Please, you can have the book, just leave.

After an excruciatingly long conversation with the store owner who was just trying to make polite conversation, Crazy Harry delivers a bit of Dialog That No One Would Ever Actually Say and comes across as almost as smug and pompous of an ass as Les.

Again, one has to wonder, why in the hell did Les have his book tour in a pizza joint when he could have helped out an actual bookstore!?

Bungle in the Jungle

The more the week progresses the muddier the comic’s message is.  Is the bookstore owner griping about having to compete with big chain stores like Borders? Is he railing against online bookstores like Amazon, or is his ire drawn to eReaders like the Nook and Kindle? It might just be the economy in general, or just the fact that if you Sell Shit No One Wants that no one will buy it and you’ll be forced into bankruptcy.

Oh God, it’s a real place in Medina, Ohio.

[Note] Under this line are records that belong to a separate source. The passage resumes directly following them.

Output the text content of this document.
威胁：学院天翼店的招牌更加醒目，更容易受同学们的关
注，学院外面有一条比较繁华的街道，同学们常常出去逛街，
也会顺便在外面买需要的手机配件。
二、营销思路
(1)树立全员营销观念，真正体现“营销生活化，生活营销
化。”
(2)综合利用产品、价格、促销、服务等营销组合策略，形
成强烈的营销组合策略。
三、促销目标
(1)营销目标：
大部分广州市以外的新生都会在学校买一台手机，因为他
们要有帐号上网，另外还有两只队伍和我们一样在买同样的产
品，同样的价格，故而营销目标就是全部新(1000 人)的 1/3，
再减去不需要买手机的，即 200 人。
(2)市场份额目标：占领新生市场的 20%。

And to think they say there’s no such thing as bad publicity, though I doubt the owner appreciates looking like a slightly older Charles Whitman.

Tuesdays with Boring

Epicus Doomus In case you’re the one person on earth who doesn’t already know where this arc is going, let me clue you in: everything old was great and everything new sucks.

Epicus called it; this week’s arc is the exact same storyline as last week’s mindless banter about Blackberries except that now we’re lamenting the fact that people are buying online instead of going to the local bookstore, which is open from 9:30 -5 except on Wednesdays and Sundays when they’re closed. Oh, and come early, parking is a nightmare.

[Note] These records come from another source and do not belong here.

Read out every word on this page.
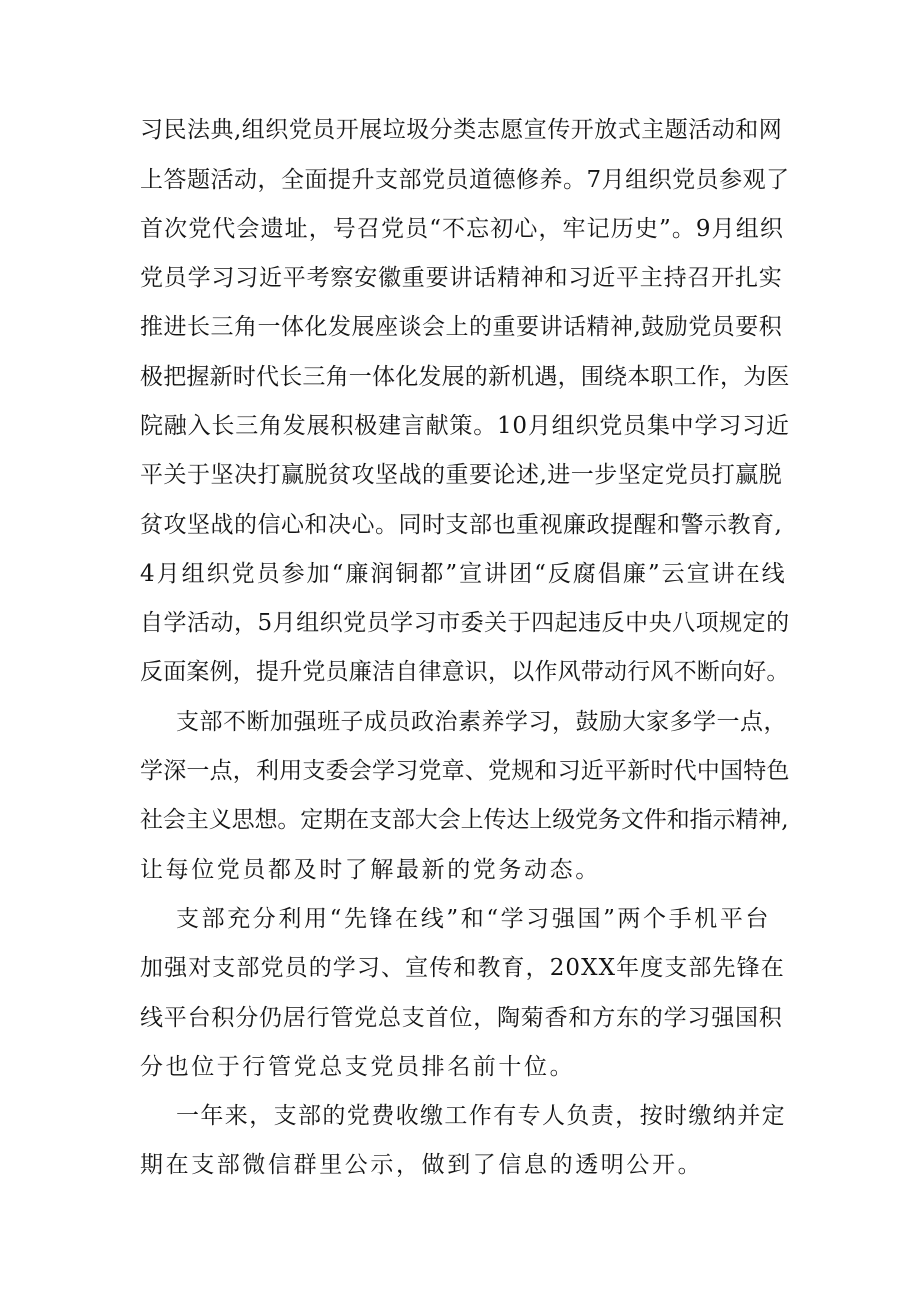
习民法典,组织党员开展垃圾分类志愿宣传开放式主题活动和网
上答题活动，全面提升支部党员道德修养。7月组织党员参观了
首次党代会遗址，号召党员“不忘初心，牢记历史”。9月组织
党员学习习近平考察安徽重要讲话精神和习近平主持召开扎实
推进长三角一体化发展座谈会上的重要讲话精神,鼓励党员要积
极把握新时代长三角一体化发展的新机遇，围绕本职工作，为医
院融入长三角发展积极建言献策。10月组织党员集中学习习近
平关于坚决打赢脱贫攻坚战的重要论述,进一步坚定党员打赢脱
贫攻坚战的信心和决心。同时支部也重视廉政提醒和警示教育,
4月组织党员参加“廉润铜都”宣讲团“反腐倡廉”云宣讲在线
自学活动，5月组织党员学习市委关于四起违反中央八项规定的
反面案例，提升党员廉洁自律意识，以作风带动行风不断向好。
支部不断加强班子成员政治素养学习，鼓励大家多学一点，
学深一点，利用支委会学习党章、党规和习近平新时代中国特色
社会主义思想。定期在支部大会上传达上级党务文件和指示精神,
让每位党员都及时了解最新的党务动态。
支部充分利用“先锋在线”和“学习强国”两个手机平台
加强对支部党员的学习、宣传和教育，20XX年度支部先锋在
线平台积分仍居行管党总支首位，陶菊香和方东的学习强国积
分也位于行管党总支党员排名前十位。
一年来，支部的党费收缴工作有专人负责，按时缴纳并定
期在支部微信群里公示，做到了信息的透明公开。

Meanwhile, at Jabba's Palace…

Ah, book stores! Especially mom and pop bookstores, have been in trouble financially since  about, oh, 2003.  I guess “a while now” means 8 or so years.  I appreciate the opportunity to guest blog on here and give SnarkMaster T. the chance to chill for a little but it would appear I picked the week we’re going to be trapped in a small, stifling bookstore with the Unibomber and a misshapen blob of talking dough.

Punchlines? There should be an app for that.

The end of summer means hauling the outside patio furniture down into the basement (unless they do this every evening for some weird reason) and gives us a chance to see what cruel ravages dementia has wrought upon poor ol’ Tony, who, by even conservative guesses, must be pushing 80 by now.  Thankfully, the time jump was much kinder to older characters like Dinkle and Tony than it was to Funky.  A halfhearted attempt at humor is made, punctuated by a chime-in from the new employee at Montoni’s, who appears to be baked off of his ass.

Oh wait, that’s Summer,who lives with Les, goes to the same school Les teaches at, and works at the same greasy pizza dump he manages.

I know they say running away never solves anything but whoever said that obviously never spent any time in Westview.

Meanwhile, Tony, sliding comically into full blown dementia, complains that Darwin confused him with all of his technical gobbly-gook talk about application programming, probably in a desperate attempt to justify his salary, to which one thinks; hey, boy wonder, if you can’t explain what the hell you’re doing to the average layman then you’re probably not a very good MBA.